DISPUTES – Adding A New Spouse To The Lease

The ARQRV sought legal advice on the following question.  Four different members within a few months have asked this question and we speculate that it could become more frequent with time.

A single resident in a retirement village (either widowed or sole survivor of a lease originally taken out by a married couple or a single resident leaseholder from the outset) has, or is anticipating getting, married and wants to have their new spouse added to their lease. I have pointed out to members in this position that the operator is not obliged to allow the new spouse to live on a permanent basis in the unit because, not being listed as a resident on the existing lease he or she is classed as a visitor and most, if not all, leases place time limits on how long a visitor may stay. However assuming that the operator has acknowledged and permitted the new spouse to remain as described in s70B (1) (b) & (c) we are at the moment advising on the basis of s56 and s70B of the Act. This route is very expensive if the eventual surviving resident under this arrangement is the “relative of the resident”. In this scenario the reinstatement provisions are activated, the lease terminated, the DFM collected, and, if the “relative of the resident” wishes to remain, a new lease created and an ingoing contribution paid.

So, to the question!

To cover the possibility that the “new” spouse becomes the survivor of the couple is there available a more cost effective (that means cheaper to us mere mortals) way by which the new spouse of the established resident may be added to that resident’s lease or alternatively given the right to reside by some legal instrument to the point at which they in turn find it necessary to leave the unit?

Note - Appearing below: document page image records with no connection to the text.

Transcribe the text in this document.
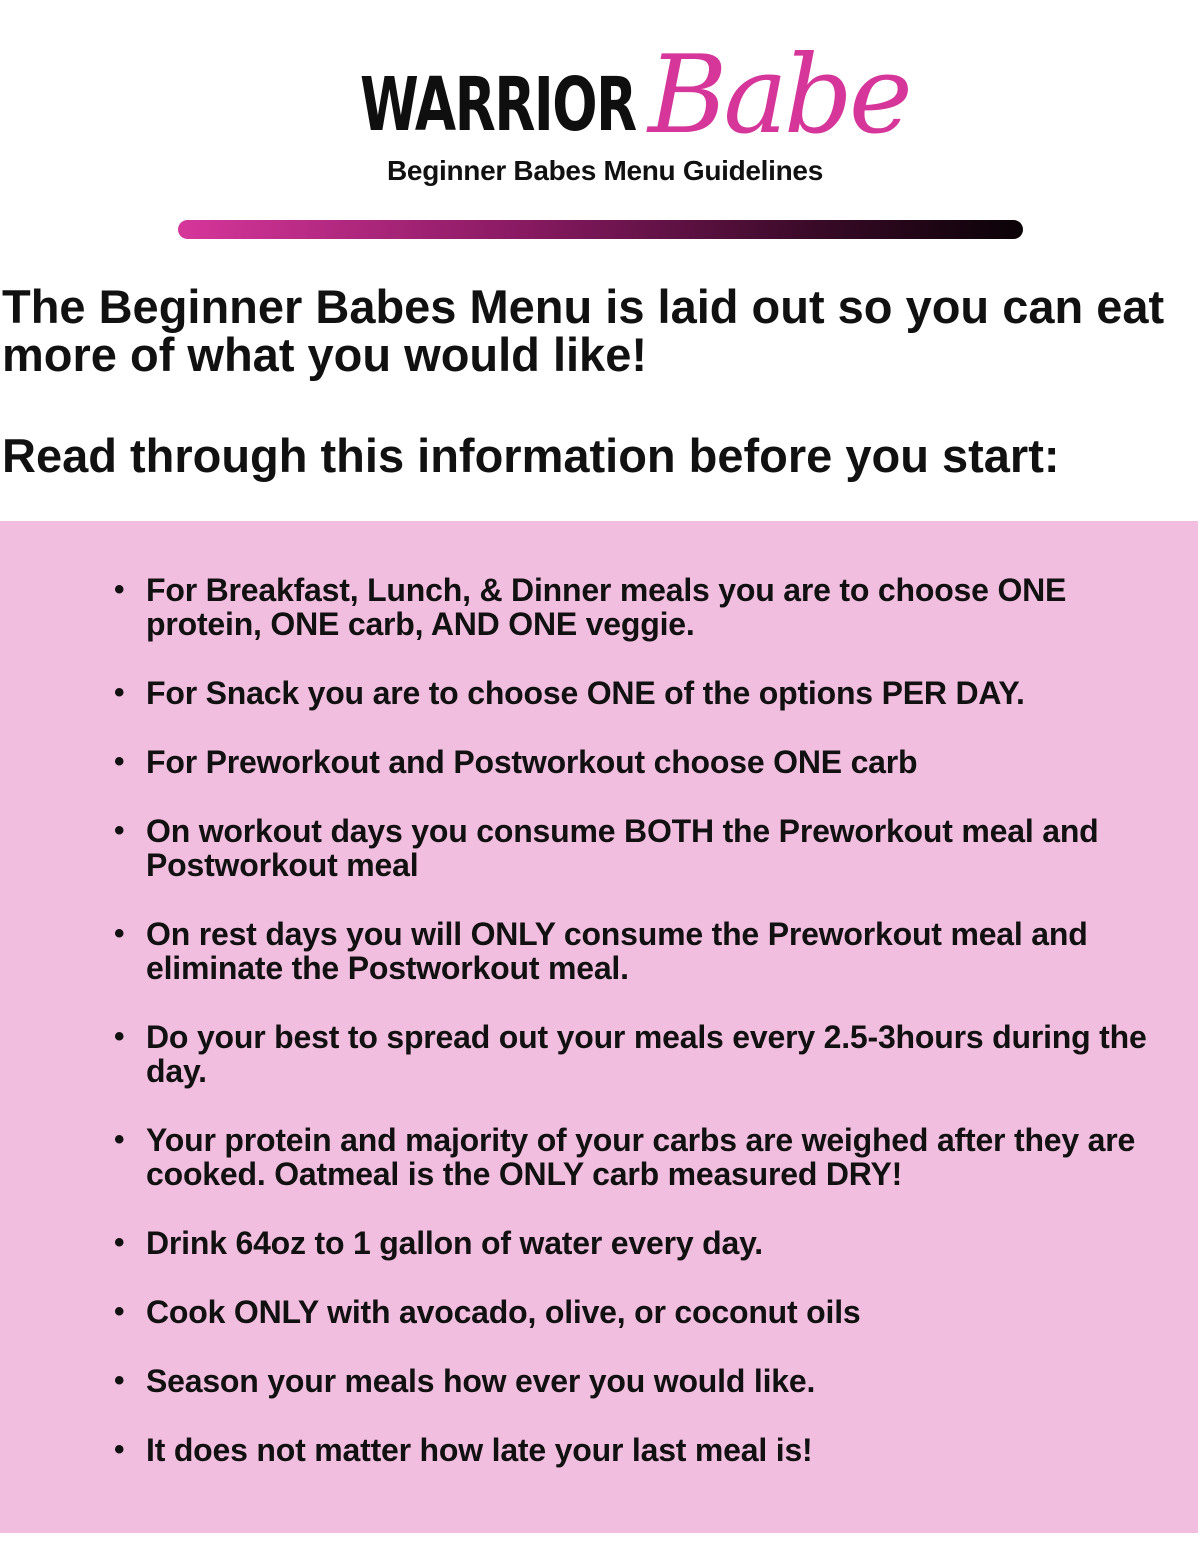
WARRIOR Babe
Beginner Babes Menu Guidelines
The Beginner Babes Menu is laid out so you can eat more of what you would like!
Read through this information before you start:
• For Breakfast, Lunch, & Dinner meals you are to choose ONE protein, ONE carb, AND ONE veggie.
• For Snack you are to choose ONE of the options PER DAY.
• For Preworkout and Postworkout choose ONE carb
• On workout days you consume BOTH the Preworkout meal and Postworkout meal
• On rest days you will ONLY consume the Preworkout meal and eliminate the Postworkout meal.
• Do your best to spread out your meals every 2.5-3hours during the day.
• Your protein and majority of your carbs are weighed after they are cooked. Oatmeal is the ONLY carb measured DRY!
• Drink 64oz to 1 gallon of water every day.
• Cook ONLY with avocado, olive, or coconut oils
• Season your meals how ever you would like.
• It does not matter how late your last meal is!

 The Response from Our Legal Advice

This is an increasingly common issue, and different operators deal with it in different ways.  The main considerations seem to be cost, the ability for the incoming partner to remain in the unit if the existing lessee is deceased, and any estate planning implications if one or both of the parties to the new relationship have children from a prior relationship. The situation is less complicated in leasehold villages than freehold villages, so I will just consider leasehold for the time being.

If a sole lessee of a unit in a village marries (or enters into a defacto relationship with) someone who is not on the lease, and they both wish to permanently reside in the unit, it is usually necessary to seek to operator’s consent to the arrangement because of the visitor rules in most leases.  Assuming the new partner meets any age restrictions in the village, then there are three possible solutions I have seen operators offer:

 

(1)  A long term guest licence.   This allows the new partner to reside in the unit indefinitely while the existing lessee is alive.  However if the existing lessee dies, then the new partner will only be able to remain in the unit for 3 months (s70B(2)) unless they can afford to purchase the unit for themselves (s70B(3)).  So this is not usually a viable solution if the intention of the parties is for the new partner to be able to remain in the unit if they survive the lessee.  (However I have seen instances where this is the preferred option, eg if the new partner has alternative accommodation they can return to, and/or the lessee wants their exit entitlement paid out to the children before the new partner dies).

 

(2)  A Collateral Deed.   This is a tripartite Deed entered into between the operator, the existing lessee and the new partner that operates alongside the existing lease.  It normally grants the new partner a right to remain in the unit after the existing lessee passes away (subject to the new partner complying with the terms of the lease) and delays payment of the existing lessee’s exit entitlement until after the new partner dies (or otherwise leaves the village).   This is a good solution because it not only allows the new partner to remain in the unit but also allows the existing lessee a level of flexibility in their estate planning.  The Deed can be drafted to specify what happens to the exit entitlement when the new partner ultimately leaves, eg it can say that the money goes 100% to the existing lessee’s children, or 50/50 between their children and the new partner, or even 100% to the new partner.

 

(3) A new joint lease.  Sometimes an operator will insist that, if the parties want the new partner to have an ongoing right to reside in the unit after the existing lessee dies, then the existing lease must be surrendered and the parties must enter into a new joint lease on the operator’s then current terms (with continuity in relation to exit fees, date of first occupation, etc).   This method requires the residents to bear the operator’s legal costs in relation to both the surrender of the existing lease and the entry into the new lease, which can be in the order of about $3000.   The upside of this approach is that it gets the new partner’s name on the lease, guaranteeing their right to remain in the unit if the existing lessee passes away.  The downside is that it is less flexible for the purposes of estate planning.  Some operators will insist that the exit entitlement is paid 100% to the new partner if they outlive the existing lessee, which can prevent the existing lessee from leaving those funds to any children they have from a prior relationship.   Sometimes an operator will allow the inclusion of a special condition in the new lease which dictates that the exit entitlement is to be paid to the existing lessee’s estate even if they die before the new partner (with payment delayed until the new partner dies or otherwise leaves) however I have seen operators irrationally object to such clauses.